Sadhana Resort, Bali (Indonesia).
Quel est le projet en cours qui présente le plus de défis conceptuels ?
Nous suivons actuellement le projet de design d’intérieur et de paysage d’une tour résidentielle à Dubaï, une tâche très prestigieuse qui représente pour notre équipe un défi stimulant et significatif. Plus qu’un simple projet, nous le considérons comme un écosystème complexe, à aborder avec un regard holistique et profondément enraciné dans la signification de l’habitat. Chaque choix, des finitions aux parcours visuels, de la distribution des pièces à la qualité perceptive de la lumière et des matériaux, est orienté vers la construction d’une architecture vivante, sensible, capable d’entrer en dialogue intime avec ceux qui la vivent. C’est la première intervention dans laquelle nous expérimentons une approche muséale complète : un processus qui va au-delà de l’architecture et du dessin pour embrasser une véritable mise en scène stylistique. Nous nous occupons de tout le parcours du projet, en approfondissant non seulement les fonctions, mais aussi l’atmosphère, les sensations et tous les détails qui font d’un espace vraiment habité
Avez-vous utilisé le matériau céramique dans un projet ?

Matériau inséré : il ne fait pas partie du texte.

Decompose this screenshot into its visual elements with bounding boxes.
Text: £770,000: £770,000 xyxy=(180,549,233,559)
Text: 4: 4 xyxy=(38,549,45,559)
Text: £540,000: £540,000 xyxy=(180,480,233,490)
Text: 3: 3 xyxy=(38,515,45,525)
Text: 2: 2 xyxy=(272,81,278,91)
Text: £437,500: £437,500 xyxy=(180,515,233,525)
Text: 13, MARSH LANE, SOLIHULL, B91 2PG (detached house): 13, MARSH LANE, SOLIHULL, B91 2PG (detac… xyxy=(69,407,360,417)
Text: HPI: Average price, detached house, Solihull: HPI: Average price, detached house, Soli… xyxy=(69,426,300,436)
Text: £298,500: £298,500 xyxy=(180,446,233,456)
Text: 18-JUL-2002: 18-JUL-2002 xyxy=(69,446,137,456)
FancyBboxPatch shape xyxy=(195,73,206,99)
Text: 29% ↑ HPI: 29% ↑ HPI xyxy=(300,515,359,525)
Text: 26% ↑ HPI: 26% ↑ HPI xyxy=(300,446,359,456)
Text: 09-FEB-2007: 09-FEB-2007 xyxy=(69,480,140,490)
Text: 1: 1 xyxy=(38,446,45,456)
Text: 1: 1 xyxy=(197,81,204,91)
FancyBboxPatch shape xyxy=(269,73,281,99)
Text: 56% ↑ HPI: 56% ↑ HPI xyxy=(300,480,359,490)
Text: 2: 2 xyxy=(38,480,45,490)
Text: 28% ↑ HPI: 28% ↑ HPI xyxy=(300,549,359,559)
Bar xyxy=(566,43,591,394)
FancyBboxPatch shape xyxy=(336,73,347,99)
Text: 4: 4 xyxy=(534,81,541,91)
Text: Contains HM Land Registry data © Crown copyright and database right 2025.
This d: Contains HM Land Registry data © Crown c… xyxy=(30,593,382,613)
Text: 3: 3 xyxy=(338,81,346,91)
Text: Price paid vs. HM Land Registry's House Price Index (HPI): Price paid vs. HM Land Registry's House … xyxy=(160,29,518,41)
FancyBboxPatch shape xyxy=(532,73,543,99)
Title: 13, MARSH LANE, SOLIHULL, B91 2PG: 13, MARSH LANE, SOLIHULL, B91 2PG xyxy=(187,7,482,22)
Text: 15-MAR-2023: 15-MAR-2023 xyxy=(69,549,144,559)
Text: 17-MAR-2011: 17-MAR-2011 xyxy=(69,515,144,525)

Nous avons récemment utilisé une céramique très particulière pour les couvertures d’un projet d’accueil à Bali. L’intention était de créer une image à fort impact émotionnel et visuel, surtout dans la vue de dessus, où les couvertures pourraient dialoguer avec les nuances bleues de la grande piscine conçue en couverture – conçue comme un lagon naturel, plutôt que comme un élément artificiel pour ensuite se dissoudre avec continuité visuelle dans l’horizon de l’océan.

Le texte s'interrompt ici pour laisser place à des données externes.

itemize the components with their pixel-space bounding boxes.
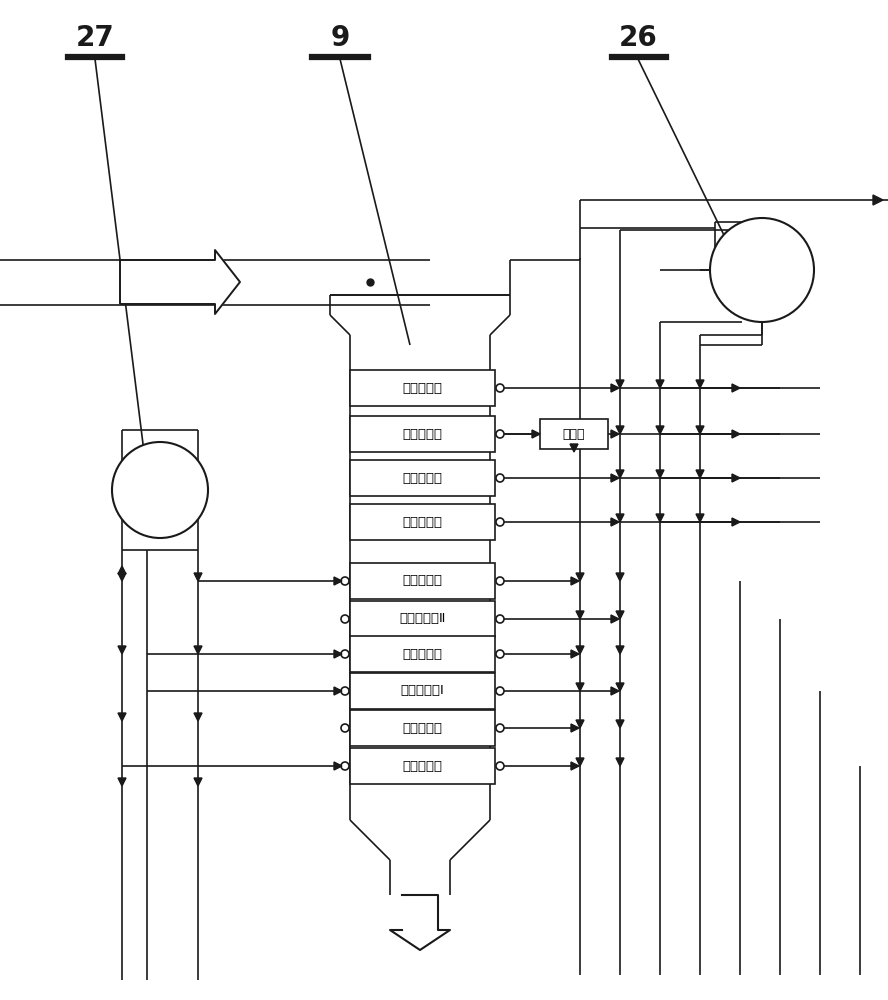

Il s’agit d’un usage de la céramique artisanale qui trouve cohérence avec les traditions et la sensibilité manuelle du lieu, mais qui en même temps interprète dans une clé contemporaine le rapport entre matière, paysage et projet. Une intervention qui exprime clairement notre philosophie : concevoir comme un geste culturel, en équilibre entre le lieu, la nature et la mémoire.